A czy to na pewno chodzi o pieniądze? Obserwując sytuację z boku i po przeczytaniu oświadczenia mam takie wrażenie, że klub miał po prostu inną wizję i zabrakło osoby, która by to panu powiedziała wprost. Co pan na to?

Pieniądze są kurtyną, którą wykorzystał klub dla zaistniałej sytuacji. To, że nie będę w Treflu wiedziałem już po naszym pierwszym spotkaniu.

Dlaczego?

Chodzi o sposób prowadzenia negocjacji. To mi pokazało, że sytuacja nie idzie w dobrą stronę. Czas wyjaśnić pewne kwestie, bo widzę, że klub argumentuje wszystko finansami. Przejdźmy do konkretów, żeby uzmysłowić ludziom, jak to naprawdę wyglądało. Pierwsza oferta, którą otrzymałem od klubu, była mniejsza o 25 procent w porównaniu do ostatniego sezonu.

Czym było to argumentowane?

Mniejszym budżetem i ja to zrozumiałem.
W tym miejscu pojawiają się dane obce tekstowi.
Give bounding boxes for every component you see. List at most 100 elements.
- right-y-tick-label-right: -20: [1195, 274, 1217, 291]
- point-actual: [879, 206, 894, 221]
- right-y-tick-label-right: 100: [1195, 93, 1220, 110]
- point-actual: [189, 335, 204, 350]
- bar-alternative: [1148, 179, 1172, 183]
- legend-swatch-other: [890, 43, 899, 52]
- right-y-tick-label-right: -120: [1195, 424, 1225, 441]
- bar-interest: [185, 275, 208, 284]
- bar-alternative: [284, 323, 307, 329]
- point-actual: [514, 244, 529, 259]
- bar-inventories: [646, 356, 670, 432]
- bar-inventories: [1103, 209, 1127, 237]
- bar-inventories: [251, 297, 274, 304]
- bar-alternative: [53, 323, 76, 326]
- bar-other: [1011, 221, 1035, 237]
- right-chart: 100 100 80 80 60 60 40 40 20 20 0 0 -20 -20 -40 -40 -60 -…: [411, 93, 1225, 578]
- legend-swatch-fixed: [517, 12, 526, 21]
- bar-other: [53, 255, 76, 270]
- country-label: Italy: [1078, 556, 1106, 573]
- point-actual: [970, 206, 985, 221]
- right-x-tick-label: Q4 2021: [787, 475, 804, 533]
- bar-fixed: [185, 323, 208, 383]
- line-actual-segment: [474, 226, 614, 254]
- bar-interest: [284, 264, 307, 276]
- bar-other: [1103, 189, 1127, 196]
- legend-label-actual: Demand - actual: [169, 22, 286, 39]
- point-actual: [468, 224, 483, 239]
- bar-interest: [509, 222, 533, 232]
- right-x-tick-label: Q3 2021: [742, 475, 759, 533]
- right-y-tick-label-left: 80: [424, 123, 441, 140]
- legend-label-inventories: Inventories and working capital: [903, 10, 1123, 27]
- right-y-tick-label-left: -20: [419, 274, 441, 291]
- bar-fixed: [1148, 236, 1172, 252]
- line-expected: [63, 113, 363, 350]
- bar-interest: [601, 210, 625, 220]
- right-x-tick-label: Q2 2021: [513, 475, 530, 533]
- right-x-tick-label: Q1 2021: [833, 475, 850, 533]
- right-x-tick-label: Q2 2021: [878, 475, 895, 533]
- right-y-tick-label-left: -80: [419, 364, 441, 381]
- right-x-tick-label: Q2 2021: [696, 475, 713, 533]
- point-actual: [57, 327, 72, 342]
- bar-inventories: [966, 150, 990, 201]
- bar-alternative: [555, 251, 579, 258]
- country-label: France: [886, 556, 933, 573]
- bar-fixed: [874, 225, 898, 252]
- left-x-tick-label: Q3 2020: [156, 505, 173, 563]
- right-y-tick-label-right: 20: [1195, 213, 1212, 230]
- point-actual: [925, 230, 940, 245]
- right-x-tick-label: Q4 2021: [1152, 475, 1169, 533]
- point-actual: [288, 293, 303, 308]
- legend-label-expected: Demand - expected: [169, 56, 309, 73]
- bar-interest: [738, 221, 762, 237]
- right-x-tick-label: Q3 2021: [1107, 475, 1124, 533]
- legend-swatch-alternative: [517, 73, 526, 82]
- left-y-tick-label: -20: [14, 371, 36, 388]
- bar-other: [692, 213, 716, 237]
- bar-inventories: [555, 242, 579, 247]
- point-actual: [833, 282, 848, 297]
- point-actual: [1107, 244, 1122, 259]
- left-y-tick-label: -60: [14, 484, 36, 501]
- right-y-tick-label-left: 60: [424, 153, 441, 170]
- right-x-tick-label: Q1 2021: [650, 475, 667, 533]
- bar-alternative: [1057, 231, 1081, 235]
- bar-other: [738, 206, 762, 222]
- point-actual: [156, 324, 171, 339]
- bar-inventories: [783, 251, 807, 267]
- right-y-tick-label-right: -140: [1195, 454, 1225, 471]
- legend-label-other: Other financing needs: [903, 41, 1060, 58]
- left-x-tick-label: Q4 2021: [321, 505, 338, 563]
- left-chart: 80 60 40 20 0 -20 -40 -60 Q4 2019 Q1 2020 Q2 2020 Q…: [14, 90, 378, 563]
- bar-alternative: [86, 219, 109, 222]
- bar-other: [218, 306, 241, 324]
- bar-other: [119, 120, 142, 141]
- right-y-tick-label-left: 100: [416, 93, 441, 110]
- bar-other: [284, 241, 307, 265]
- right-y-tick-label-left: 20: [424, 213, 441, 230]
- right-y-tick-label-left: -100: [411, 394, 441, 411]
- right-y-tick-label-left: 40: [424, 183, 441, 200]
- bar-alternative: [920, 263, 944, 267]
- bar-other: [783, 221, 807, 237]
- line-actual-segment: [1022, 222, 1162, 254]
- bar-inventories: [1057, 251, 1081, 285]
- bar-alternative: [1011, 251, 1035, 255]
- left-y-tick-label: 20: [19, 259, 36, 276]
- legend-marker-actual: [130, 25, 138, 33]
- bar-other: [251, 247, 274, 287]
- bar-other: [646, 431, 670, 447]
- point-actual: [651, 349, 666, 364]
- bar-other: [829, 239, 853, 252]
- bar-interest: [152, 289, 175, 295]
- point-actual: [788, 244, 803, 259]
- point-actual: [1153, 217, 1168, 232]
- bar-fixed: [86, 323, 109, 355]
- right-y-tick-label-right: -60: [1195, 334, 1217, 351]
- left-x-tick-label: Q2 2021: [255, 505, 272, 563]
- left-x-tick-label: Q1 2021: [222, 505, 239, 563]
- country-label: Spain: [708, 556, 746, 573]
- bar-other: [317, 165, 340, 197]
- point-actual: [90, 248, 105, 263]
Już w trakcie rozgrywek dostawałem informacje ze strony klubu, że jeśli nie będzie play-off, to tych pieniędzy w kasie będzie mniej. Idąc na rozmowy wiedziałem, że budżet jest mniejszy i zapewne dostanę niższą ofertę, ale miałem też podstawy do tego by myśleć, że po dobrym sezonie mój kontrakt zostanie na podobnym poziomie.

Zwłaszcza, że nie był dużym obciążeniem dla klubu. Czas też rozwiać kolejny mit "o tłustych kontraktach Dylewicza" - w ostatnich dwóch sezonach nie byłem nawet najlepiej opłacanym polskim koszykarzem w Treflu. Propozycja, jaką otrzymałem pokazała mi, że Trefl mnie po prostu nie chce i brakuje osoby, która by to powiedziała mi prosto w twarz.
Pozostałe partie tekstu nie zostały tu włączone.